HERO shifted from start-up to scale-up and the change in pace was palpable. Our team really started to grow under the guidance of three fantastic additions to our leadership; James Piccirillo, Ryan Grace & Natasha Franzen. Two had been colleagues previously and one was a prospective customer who believed in our vision so much that they agreed to take a senior roles. Now we had Chief Finance Officer, Chief Revenue Officer and Chief Operating Officer respectively. Through them, we were able to accelerate in places that you simply cannot with a lean founding team.

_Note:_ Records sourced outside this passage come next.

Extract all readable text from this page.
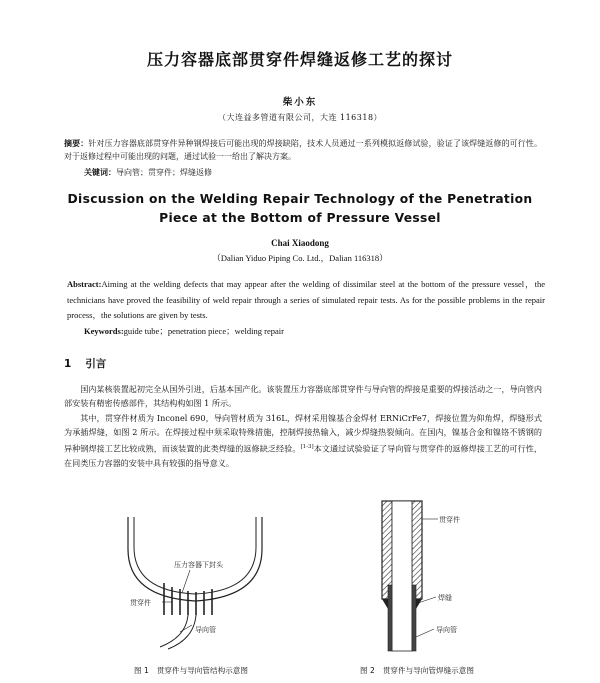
压力容器底部贯穿件焊缝返修工艺的探讨
柴小东
（大连益多管道有限公司，大连 116318）
摘要：针对压力容器底部贯穿件异种钢焊接后可能出现的焊接缺陷，技术人员通过一系列模拟返修试验，验证了该焊缝返修的可行性。对于返修过程中可能出现的问题，通过试验一一给出了解决方案。
关键词：导向管；贯穿件；焊缝返修
Discussion on the Welding Repair Technology of the Penetration
Piece at the Bottom of Pressure Vessel
Chai Xiaodong
（Dalian Yiduo Piping Co. Ltd.，Dalian 116318）
Abstract:Aiming at the welding defects that may appear after the welding of dissimilar steel at the bottom of the pressure vessel，the technicians have proved the feasibility of weld repair through a series of simulated repair tests. As for the possible problems in the repair process，the solutions are given by tests.
Keywords:guide tube；penetration piece；welding repair
1 引言

国内某核装置起初完全从国外引进，后基本国产化。该装置压力容器底部贯穿件与导向管的焊接是重要的焊接活动之一，导向管内部安装有精密传感部件，其结构构如图 1 所示。

其中，贯穿件材质为 Inconel 690，导向管材质为 316L，焊材采用镍基合金焊材 ERNiCrFe7，焊接位置为仰角焊，焊缝形式为承插焊缝，如图 2 所示。在焊接过程中须采取特殊措施，控制焊接热输入，减少焊缝热裂倾向。在国内，镍基合金和镍铬不锈钢的异种钢焊接工艺比较成熟，而该装置的此类焊缝的返修缺乏经验。[1-3]本文通过试验验证了导向管与贯穿件的返修焊接工艺的可行性，在同类压力容器的安装中具有较强的指导意义。

压力容器下封头
贯穿件
导向管
贯穿件
焊缝
导向管
图 1 贯穿件与导向管结构示意图	图 2 贯穿件与导向管焊缝示意图
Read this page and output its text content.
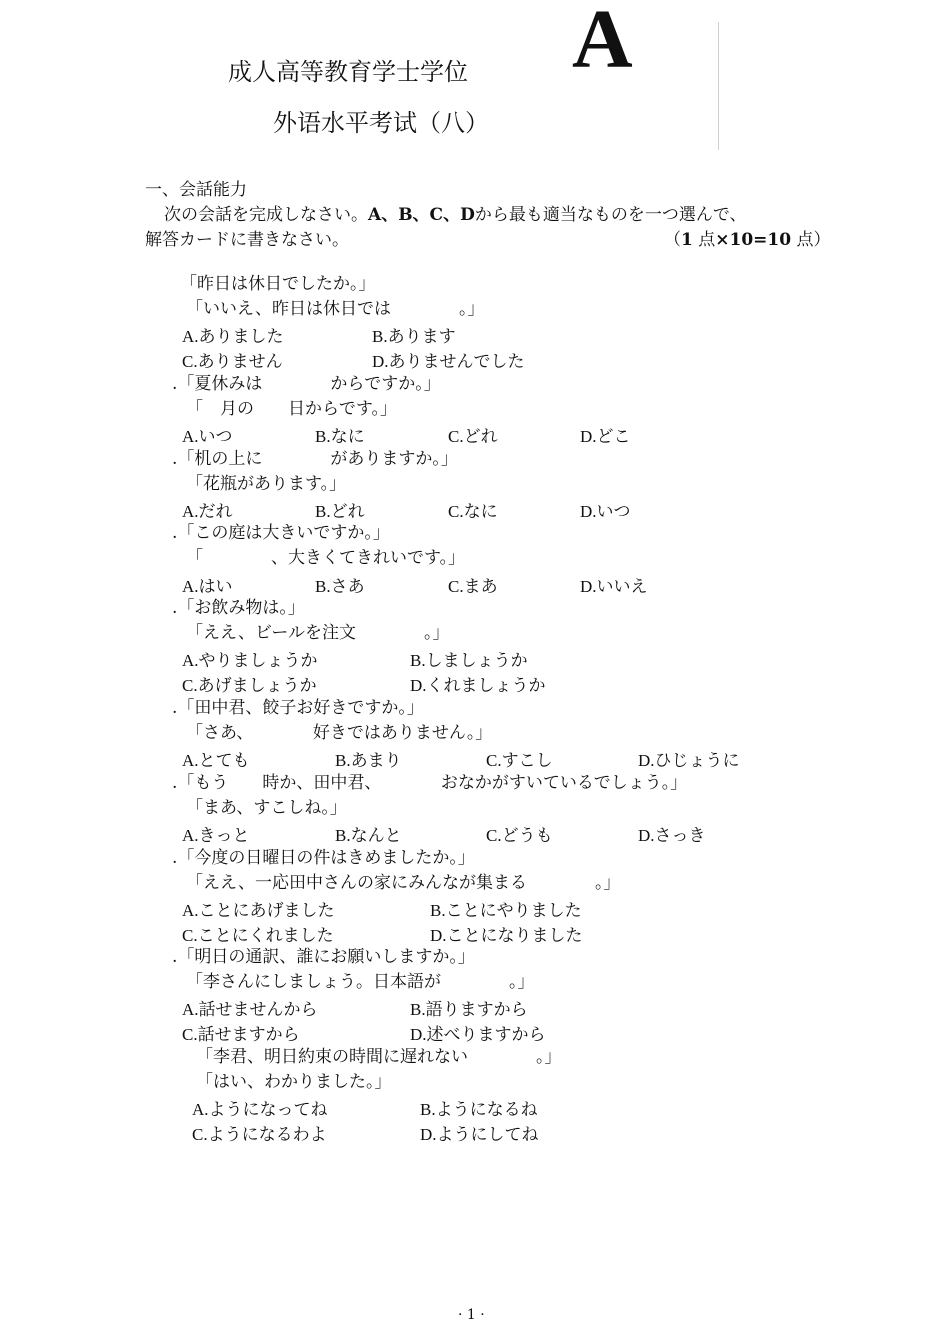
成人高等教育学士学位
外语水平考试（八）
A
一、会話能力
次の会話を完成しなさい。A、B、C、Dから最も適当なものを一つ選んで、
解答カードに書きなさい。	（1 点×10=10 点）
「昨日は休日でしたか。」
「いいえ、昨日は休日では　　　　。」
A.ありました	B.あります
C.ありません	D.ありませんでした
.「夏休みは　　　　からですか。」
「　月の　　日からです。」
A.いつ	B.なに	C.どれ	D.どこ
.「机の上に　　　　がありますか。」
「花瓶があります。」
A.だれ	B.どれ	C.なに	D.いつ
.「この庭は大きいですか。」
「　　　　、大きくてきれいです。」
A.はい	B.さあ	C.まあ	D.いいえ
.「お飲み物は。」
「ええ、ビールを注文　　　　。」
A.やりましょうか	B.しましょうか
C.あげましょうか	D.くれましょうか
.「田中君、餃子お好きですか。」
「さあ、　　　　好きではありません。」
A.とても	B.あまり	C.すこし	D.ひじょうに
.「もう　　時か、田中君、　　　　おなかがすいているでしょう。」
「まあ、すこしね。」
A.きっと	B.なんと	C.どうも	D.さっき
.「今度の日曜日の件はきめましたか。」
「ええ、一応田中さんの家にみんなが集まる　　　　。」
A.ことにあげました	B.ことにやりました
C.ことにくれました	D.ことになりました
.「明日の通訳、誰にお願いしますか。」
「李さんにしましょう。日本語が　　　　。」
A.話せませんから	B.語りますから
C.話せますから	D.述べりますから
「李君、明日約束の時間に遅れない　　　　。」
「はい、わかりました。」
A.ようになってね	B.ようになるね
C.ようになるわよ	D.ようにしてね
· 1 ·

We spent the next two years growing our company in the most productive and intuitive ways. I moved to NYC to start building our US business, it was just like they said it would be… dinking from a firehose. During the early months of starting in the US we didn’t even have an office (my dining table had to suffice) and already our customers were talking about us in The Wall Street Journal & Forbes. Major new wins followed including Levi’s, Nike and LVMH.
Fast-forward to present day and we have over 100 customers, with thousands of associates and millions of shoppers spending through HERO every month. Even with the events of COVID-19 growth did not slow, in fact the positive business impact that we set out to achieve in the early days has been amplified and intensified because of the surging demand to power shopping from home.
I am proud that HERO now operates a totally dispersed working model with colleagues based across North America, Europe & APAC. We are doing our part to counteract the social & commercial turmoil and it motivates our team to hear that thousands of jobs have been saved thanks to sales associates being able to sell from anywhere (including remotely) through HERO.
Customers no longer have to make spurious trips to store, instead they are able to connect to the most knowledgeable brand experts who chat, send pictures & video as well as live stream product details and recommendations from around the world. Shopping might not be life or death, but I can tell you from reviewing thousands of customer interactions that they appreciate the innovation; whether its making a special purchase or everyday spending, the sense of normality that speaking with another human brings is reassuring for shoppers and also good for business. If you want to learn more about this kind of people-power at scale, Clay Shirky wrote the excellent Here Comes Everybody and it is well worth a read for ideas that can still be applied today.
Now our attention turns to the future and how we continue to expand the benefits of HERO to as many retailers as possible. Our teams are focused on the next set of challenges and opportunities; all of which have the ability to improve the way we live and spend as shoppers and accelerate the much-needed upgrade to the way brands trade; digitally, physically, permanently.